State v. . McLean

182 S.E. 700 | N.C. | 1935

The grand jury returned three bills of indictment charging defendant with the embezzlement of certain sums from the Central Carolina Oil Company, Inc., on three different occasions.

It was admitted that at the time alleged defendant was the secretary-treasurer of the oil company, a corporation, and that on 13 March, 1931, he drew a check on the company's fund in the sum of $2,000 in favor of Page Trust Company, and that on 6 May, 1931, he drew a check on the company's fund in the sum of $1,000, payable to Bank of Pinehurst, and on 1 April, 1931, he drew a check on the company's fund in the sum of $1,717, in favor of United Bank and Trust Company. It was also in evidence that the $1,000 and the $1,717 checks were used to pay a note on which defendant and another were liable.

The State offered evidence tending to show defendant admitted he had applied the funds represented by these checks to his own use.

At the close of State's evidence motion for nonsuit as to the bill or count with respect to the $2,000 check was sustained.

Defendant testified in substance that the $1,000 and the $1,717 checks were issued by him and applied as credits on his own debts for the reason that the oil company owed him $2,900, and he used the money to pay himself. He also admitted that he applied the $2,000 check on the note he and one McLauchlin had signed, payable to the Page Trust Company, and that he did it to pay McLauchlin's half of the note.

There was a general verdict of guilty, and from judgment thereon defendant appealed. The defendant excepted to the order consolidating for trial the three bills of indictment. In this ruling there was no error. C. S., 4622, authorizes the consolidation of two or more bills "when there are several charges against any person . . . for two or more acts or transactions connected together, or for two or more transactions of the same class of crimes or offenses." State v. Brown, 182 N.C. 761;State v. Rice, 202 N.C. 411. *40

Defendant's exception to the denial of his motion for judgment of nonsuit cannot be sustained. There was evidence sufficient to be submitted to the jury. In the language of Davis, J., in State v. Fain, 106 N.C. 760: "If there was any evidence reasonably sufficient to go to the jury, its weight is a question with which this Court has nothing to do."

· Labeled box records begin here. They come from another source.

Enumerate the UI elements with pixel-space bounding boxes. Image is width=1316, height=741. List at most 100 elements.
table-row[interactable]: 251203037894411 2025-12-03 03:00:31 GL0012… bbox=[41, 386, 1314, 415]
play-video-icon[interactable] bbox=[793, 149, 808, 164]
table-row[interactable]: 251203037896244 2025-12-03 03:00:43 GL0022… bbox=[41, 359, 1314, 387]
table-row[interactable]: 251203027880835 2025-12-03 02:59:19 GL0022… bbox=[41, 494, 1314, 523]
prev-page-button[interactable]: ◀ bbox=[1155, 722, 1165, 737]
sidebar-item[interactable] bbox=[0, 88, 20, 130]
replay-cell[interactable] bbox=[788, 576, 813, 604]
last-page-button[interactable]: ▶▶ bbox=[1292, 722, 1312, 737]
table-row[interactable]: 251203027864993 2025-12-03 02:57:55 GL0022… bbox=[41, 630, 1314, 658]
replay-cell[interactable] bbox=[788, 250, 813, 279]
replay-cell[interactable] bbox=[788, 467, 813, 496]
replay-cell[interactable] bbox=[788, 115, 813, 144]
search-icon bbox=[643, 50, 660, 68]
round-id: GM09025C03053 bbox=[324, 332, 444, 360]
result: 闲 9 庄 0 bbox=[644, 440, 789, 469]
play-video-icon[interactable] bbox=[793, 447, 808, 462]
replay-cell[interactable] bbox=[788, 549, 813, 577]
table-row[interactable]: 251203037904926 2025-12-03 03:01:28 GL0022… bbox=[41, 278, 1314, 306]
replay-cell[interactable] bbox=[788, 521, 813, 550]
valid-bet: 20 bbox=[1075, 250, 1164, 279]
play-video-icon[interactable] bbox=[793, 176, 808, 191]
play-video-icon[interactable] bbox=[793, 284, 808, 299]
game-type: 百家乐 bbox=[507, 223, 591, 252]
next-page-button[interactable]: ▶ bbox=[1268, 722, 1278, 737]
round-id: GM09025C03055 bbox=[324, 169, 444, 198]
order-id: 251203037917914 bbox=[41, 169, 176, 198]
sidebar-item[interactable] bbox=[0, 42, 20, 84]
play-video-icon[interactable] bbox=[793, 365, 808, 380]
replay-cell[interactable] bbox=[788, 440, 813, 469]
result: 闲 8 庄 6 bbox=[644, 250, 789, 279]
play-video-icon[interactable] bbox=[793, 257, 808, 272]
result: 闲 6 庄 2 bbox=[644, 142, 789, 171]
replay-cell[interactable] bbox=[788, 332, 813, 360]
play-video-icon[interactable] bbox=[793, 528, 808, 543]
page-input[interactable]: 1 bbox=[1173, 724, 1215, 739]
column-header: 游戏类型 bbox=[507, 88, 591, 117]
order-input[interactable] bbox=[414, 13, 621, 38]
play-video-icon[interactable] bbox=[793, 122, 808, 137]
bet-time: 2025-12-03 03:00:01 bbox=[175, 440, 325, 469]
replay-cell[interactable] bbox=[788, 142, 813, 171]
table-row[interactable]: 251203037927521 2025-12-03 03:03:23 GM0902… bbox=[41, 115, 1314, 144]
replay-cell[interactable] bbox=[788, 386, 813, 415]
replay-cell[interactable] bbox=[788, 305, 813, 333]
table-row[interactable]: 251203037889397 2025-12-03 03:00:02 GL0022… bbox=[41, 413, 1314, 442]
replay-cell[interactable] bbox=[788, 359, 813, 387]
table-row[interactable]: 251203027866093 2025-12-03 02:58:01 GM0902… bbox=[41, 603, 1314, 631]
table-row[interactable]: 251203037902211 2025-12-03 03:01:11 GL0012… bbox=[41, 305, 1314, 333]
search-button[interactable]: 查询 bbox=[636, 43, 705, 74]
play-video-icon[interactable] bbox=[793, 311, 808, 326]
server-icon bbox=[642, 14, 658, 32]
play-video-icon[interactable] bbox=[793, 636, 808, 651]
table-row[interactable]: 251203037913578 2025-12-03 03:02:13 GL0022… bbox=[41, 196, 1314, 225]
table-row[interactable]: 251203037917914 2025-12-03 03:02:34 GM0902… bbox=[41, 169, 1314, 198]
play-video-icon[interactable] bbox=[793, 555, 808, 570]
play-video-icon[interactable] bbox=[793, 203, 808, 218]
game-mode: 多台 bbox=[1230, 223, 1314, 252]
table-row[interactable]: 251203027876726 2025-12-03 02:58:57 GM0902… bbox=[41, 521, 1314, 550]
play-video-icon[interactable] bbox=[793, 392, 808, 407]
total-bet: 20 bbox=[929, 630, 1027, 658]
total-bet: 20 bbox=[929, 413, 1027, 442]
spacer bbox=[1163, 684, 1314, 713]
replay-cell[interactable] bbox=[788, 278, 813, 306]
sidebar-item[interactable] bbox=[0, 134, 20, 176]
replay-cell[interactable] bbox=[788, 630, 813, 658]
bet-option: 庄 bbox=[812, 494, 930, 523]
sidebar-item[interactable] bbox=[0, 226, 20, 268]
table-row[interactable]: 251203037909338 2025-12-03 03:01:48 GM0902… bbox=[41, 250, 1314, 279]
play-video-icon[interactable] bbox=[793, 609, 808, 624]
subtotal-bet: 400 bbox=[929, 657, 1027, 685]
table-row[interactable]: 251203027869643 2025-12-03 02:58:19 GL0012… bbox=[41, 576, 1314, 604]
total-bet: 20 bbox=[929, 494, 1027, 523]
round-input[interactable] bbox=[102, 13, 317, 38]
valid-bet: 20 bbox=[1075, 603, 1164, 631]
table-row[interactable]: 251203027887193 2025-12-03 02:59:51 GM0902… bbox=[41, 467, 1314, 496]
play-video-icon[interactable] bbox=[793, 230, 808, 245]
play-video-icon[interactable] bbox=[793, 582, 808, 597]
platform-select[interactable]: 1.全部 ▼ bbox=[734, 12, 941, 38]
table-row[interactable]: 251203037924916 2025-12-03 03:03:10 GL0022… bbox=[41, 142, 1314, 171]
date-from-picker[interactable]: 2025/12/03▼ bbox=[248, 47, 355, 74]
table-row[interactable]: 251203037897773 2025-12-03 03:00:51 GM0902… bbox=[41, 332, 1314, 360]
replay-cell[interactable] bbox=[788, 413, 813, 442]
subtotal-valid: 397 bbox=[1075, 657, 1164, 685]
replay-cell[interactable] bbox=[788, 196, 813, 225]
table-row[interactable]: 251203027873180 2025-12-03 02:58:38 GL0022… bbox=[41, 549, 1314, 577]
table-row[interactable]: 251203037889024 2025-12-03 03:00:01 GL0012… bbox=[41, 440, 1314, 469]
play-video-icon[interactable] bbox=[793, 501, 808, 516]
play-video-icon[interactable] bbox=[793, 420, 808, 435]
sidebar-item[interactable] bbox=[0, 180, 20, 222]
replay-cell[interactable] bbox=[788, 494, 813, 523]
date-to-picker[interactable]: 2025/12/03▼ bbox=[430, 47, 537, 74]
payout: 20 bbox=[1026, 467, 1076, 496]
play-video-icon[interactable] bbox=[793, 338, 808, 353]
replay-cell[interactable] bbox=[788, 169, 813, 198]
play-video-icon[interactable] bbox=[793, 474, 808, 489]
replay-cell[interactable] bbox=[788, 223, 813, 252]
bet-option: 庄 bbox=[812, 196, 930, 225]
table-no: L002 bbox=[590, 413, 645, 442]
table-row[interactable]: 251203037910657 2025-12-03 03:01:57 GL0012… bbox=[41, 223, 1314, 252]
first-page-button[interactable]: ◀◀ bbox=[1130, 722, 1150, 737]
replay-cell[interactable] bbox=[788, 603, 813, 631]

Embezzlement was not a common law offense. The acts constituting the offense are set forth in the statute, C. S., 4268. It has been defined by this Court as "the fraudulent conversion of property by one who has lawfully acquired possession of it for the use and benefit of the owner."State v. McDonald, 133 N.C. 681. One of the necessary elements of the offense is the fraudulent intent. The fraudulent intent within the meaning of the statute is the intent to "embezzle or otherwise willfully and corruptly use or misapply the property of another for purposes other than that for which they are held." State v. Lancaster, 202 N.C. 204. And since the criminality of the act depends upon the intent, it is incumbent on the State to show the intent to defraud beyond a reasonable doubt. Statev. Morgan, 136 N.C. 628. Such intent may be shown by direct evidence, or by evidence of facts and circumstances from which it may reasonably be inferred. State v. Lancaster, 202 N.C. 204; State v. Rawls, 202 N.C. 397; 20 C. J., 487.

We find no error in the refusal of the court below to permit the defendant to answer the question "whether or not the Central Carolina Oil Company, Inc., got value received for every dollar represented for that check." The evidence discloses that the defendant was permitted to and did testify fully as to all the facts of the transaction, and the question propounded is rather a conclusion than a statement of fact.

The other exceptions to the evidence are without merit.

Defendant made exceptions to the charge of the court for failure to charge as to the element of fraudulent intent, but upon an examination of the charge of the able and careful judge, we find that this was sufficiently called to the attention of the jury.

The other exceptions to the charge were to statements of contentions of the State and defendant, and these not having been called to the attention of the court at the time, are not now available to the defendant.

Upon a careful examination of the record, we find no reversible error in the trial.